Statements in this news release contain “forward-looking statements” that are subject to substantial risks and uncertainties. Forward-looking statements contained in this news release may be identified by the use of words such as “anticipate,” “expect,” “believe,” “will,” “may,” “should,” “estimate,” “project,” “outlook,” “forecast,” or other similar words. Examples of forward-looking statements include, among others, statements we make regarding our business plans, strategy, timeline, prospects, and milestone expectations; the timing and success of the company’s clinical trials and related data, including with respect to the GAIN and REPAIR Trials; the potential of atuzaginstat to treat Alzheimer’s disease, periodontal disease, and other potential indications; the timing of announcements and updates relating to its clinical trials and related data; the potential therapeutic benefits, safety and efficacy of the company’s product candidate or library of compounds and statements about its ability to obtain, and the timing relating to, regulatory submissions and approvals with respect to the company’s drug product candidate.
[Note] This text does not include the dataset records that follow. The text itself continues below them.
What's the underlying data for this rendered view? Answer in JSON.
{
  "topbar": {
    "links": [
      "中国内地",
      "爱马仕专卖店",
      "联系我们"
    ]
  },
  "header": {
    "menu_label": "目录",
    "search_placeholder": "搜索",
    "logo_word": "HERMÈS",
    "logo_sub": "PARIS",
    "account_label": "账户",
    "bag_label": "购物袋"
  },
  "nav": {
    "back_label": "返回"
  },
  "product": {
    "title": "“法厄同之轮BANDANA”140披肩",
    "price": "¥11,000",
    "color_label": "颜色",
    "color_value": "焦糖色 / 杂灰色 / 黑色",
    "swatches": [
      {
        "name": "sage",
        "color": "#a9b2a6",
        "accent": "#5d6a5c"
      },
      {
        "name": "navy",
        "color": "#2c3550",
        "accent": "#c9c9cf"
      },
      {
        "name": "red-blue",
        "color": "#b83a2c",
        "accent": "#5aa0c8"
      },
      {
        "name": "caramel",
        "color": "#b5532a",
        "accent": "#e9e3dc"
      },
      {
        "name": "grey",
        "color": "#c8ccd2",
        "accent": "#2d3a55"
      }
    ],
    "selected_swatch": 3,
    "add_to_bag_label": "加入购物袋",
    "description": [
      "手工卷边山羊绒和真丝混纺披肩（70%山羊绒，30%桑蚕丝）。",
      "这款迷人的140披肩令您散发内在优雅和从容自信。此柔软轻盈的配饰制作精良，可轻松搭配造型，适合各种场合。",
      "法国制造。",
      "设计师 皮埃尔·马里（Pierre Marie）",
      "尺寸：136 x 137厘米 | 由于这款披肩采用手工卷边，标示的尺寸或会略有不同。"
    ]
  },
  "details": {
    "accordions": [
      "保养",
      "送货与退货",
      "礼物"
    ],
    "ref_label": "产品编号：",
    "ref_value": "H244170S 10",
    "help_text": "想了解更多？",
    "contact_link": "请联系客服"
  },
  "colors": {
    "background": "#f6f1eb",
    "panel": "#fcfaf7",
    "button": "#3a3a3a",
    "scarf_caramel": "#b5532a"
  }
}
Forward-looking statements are based on Cortexyme’s current expectations and are subject to inherent uncertainties, risks, and assumptions that are difficult to predict and could cause actual results to differ materially from what the company expects. Further, certain forward-looking statements are based on assumptions as to future events that may not prove to be accurate. Factors that could cause actual results to differ include, but are not limited to, the risks and uncertainties described in the section titled “Risk Factors” in Cortexyme’s Annual Report on Form 10-K filed with the Securities and Exchange Commission (SEC) on March 1, 2021, its Quarterly Report on Form 10-Q filed with the SEC on May 6, 2021, and other reports as filed with the SEC. Forward-looking statements contained in this news release are made as of this date, and Cortexyme undertakes no duty to update such information except as required under applicable law.